Bruzzo has managed a variety of roles in the FIFA franchise for over seven years, ranging from marketing to business. He highlights that, in the past year, over 100 million people played FIFA “in some form or another,” and that the game’s Ultimate Team mode is the most popular.
However, the game mode has caused quite a bit of controversy in the past due to its inherent pay-to-win nature, so much so that an EA employee was investigated for allegedly selling Ultimate Team cards for upwards of €1,000. There is even a pretty significant black market for the game, as evidenced by a Ukrainian police raid back in July that uncovered thousands of PS4s farming FUT coins—FIFA‘s earnable in-game currency.
Asked about the controversy surrounding FIFA‘s loot box system, Bruzzo initially tried to bring up how the negative comments had affected him and the FIFA development team.

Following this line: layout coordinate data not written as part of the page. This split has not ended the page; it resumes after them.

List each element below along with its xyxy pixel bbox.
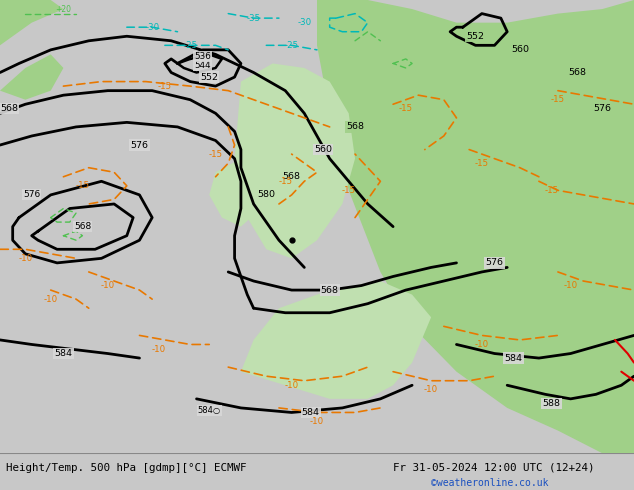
Text: 580: 580 — [257, 191, 275, 199]
Polygon shape — [0, 54, 63, 100]
Text: -10: -10 — [18, 254, 32, 263]
Text: -15: -15 — [342, 186, 356, 195]
Polygon shape — [0, 0, 63, 46]
Text: -10: -10 — [101, 281, 115, 290]
Text: -15: -15 — [278, 177, 292, 186]
Text: ©weatheronline.co.uk: ©weatheronline.co.uk — [431, 478, 548, 489]
Polygon shape — [235, 64, 355, 258]
Text: Fr 31-05-2024 12:00 UTC (12+24): Fr 31-05-2024 12:00 UTC (12+24) — [393, 463, 595, 473]
Text: -15: -15 — [158, 82, 172, 91]
Text: 568: 568 — [321, 286, 339, 294]
Text: -25: -25 — [285, 41, 299, 50]
Text: 552: 552 — [467, 32, 484, 41]
Text: 576: 576 — [593, 104, 611, 113]
Text: -30: -30 — [297, 18, 311, 27]
Text: 568: 568 — [283, 172, 301, 181]
Text: 584○: 584○ — [198, 406, 221, 415]
Text: -15: -15 — [75, 181, 89, 190]
Text: -30: -30 — [145, 23, 159, 32]
Text: -10: -10 — [424, 385, 438, 394]
Text: -35: -35 — [247, 14, 261, 23]
Text: Height/Temp. 500 hPa [gdmp][°C] ECMWF: Height/Temp. 500 hPa [gdmp][°C] ECMWF — [6, 463, 247, 473]
Text: -15: -15 — [551, 95, 565, 104]
Polygon shape — [241, 281, 431, 399]
Text: 568: 568 — [568, 68, 586, 77]
Text: 584: 584 — [505, 354, 522, 363]
Text: -10: -10 — [564, 281, 578, 290]
Text: 560: 560 — [511, 46, 529, 54]
Polygon shape — [209, 145, 279, 226]
Text: -25: -25 — [183, 41, 197, 50]
Text: 568: 568 — [0, 104, 18, 113]
Text: -15: -15 — [399, 104, 413, 113]
Text: -15: -15 — [545, 186, 559, 195]
Text: 568: 568 — [74, 222, 91, 231]
Text: 588: 588 — [543, 399, 560, 408]
Text: -10: -10 — [475, 340, 489, 349]
Text: -10: -10 — [285, 381, 299, 390]
Text: 568: 568 — [346, 122, 364, 131]
Text: 552: 552 — [200, 73, 218, 81]
Polygon shape — [317, 0, 634, 453]
Text: 584: 584 — [302, 408, 320, 417]
Text: 560: 560 — [314, 145, 332, 154]
Text: -10: -10 — [310, 417, 324, 426]
Text: 576: 576 — [486, 258, 503, 268]
Text: 576: 576 — [23, 191, 41, 199]
Text: -15: -15 — [209, 149, 223, 159]
Text: 584: 584 — [55, 349, 72, 358]
Text: 536: 536 — [195, 52, 211, 61]
Text: -15: -15 — [475, 159, 489, 168]
Text: -10: -10 — [152, 344, 165, 353]
Text: 544: 544 — [195, 61, 211, 70]
Text: +20: +20 — [55, 4, 72, 14]
Text: -10: -10 — [44, 294, 58, 304]
Text: 576: 576 — [131, 141, 148, 149]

When pressed further, Bruzzo compared the game’s loot box system to real-life football:
So in fact, that whole gamification of what it means to have a different roster of players coming from different backgrounds, with scarcity, with not the ability to just you know, grab Lionel and put him on PSG. In fact, we have created these things over a long period of time to actually mirror what it feels like, the tough strategic choices you have to make when you’re putting a squad together that works uniquely as that squad you want to manage, that you want to play with.
Furthermore, Bruzzo noted on multiple occasions that “nine out of ten FUT packs are opened with coins.” Bruzzo adds that the ability to buy loot boxes that have a chance of containing valuable players was “player choice.” When pointed out how loot boxes can lead to gambling addiction, Bruzzo also mentioned that there “isn’t a consensus at this point”—conveniently ignoring the fact that several reputable organizations have “robustly verified” a link between loot boxes and gambling. Strangely, Bruzzo then stated that EA is “taking action” by raising awareness and engaging in solutions, seemingly admitting that there is, in fact, at least somewhat of a gambling problem in FIFA.
Children are at a particularly high risk of becoming gamblers as a result of loot box systems. In response, Bruzzo stated that “kids should not be spending in FIFA full stop.” He clarified that accounts under 18 are unable to spend money by default. Bruzzo also apologized for a FIFA advertisement that went up in a toy catalog earlier this year, stating that it was “an oversight” by his team.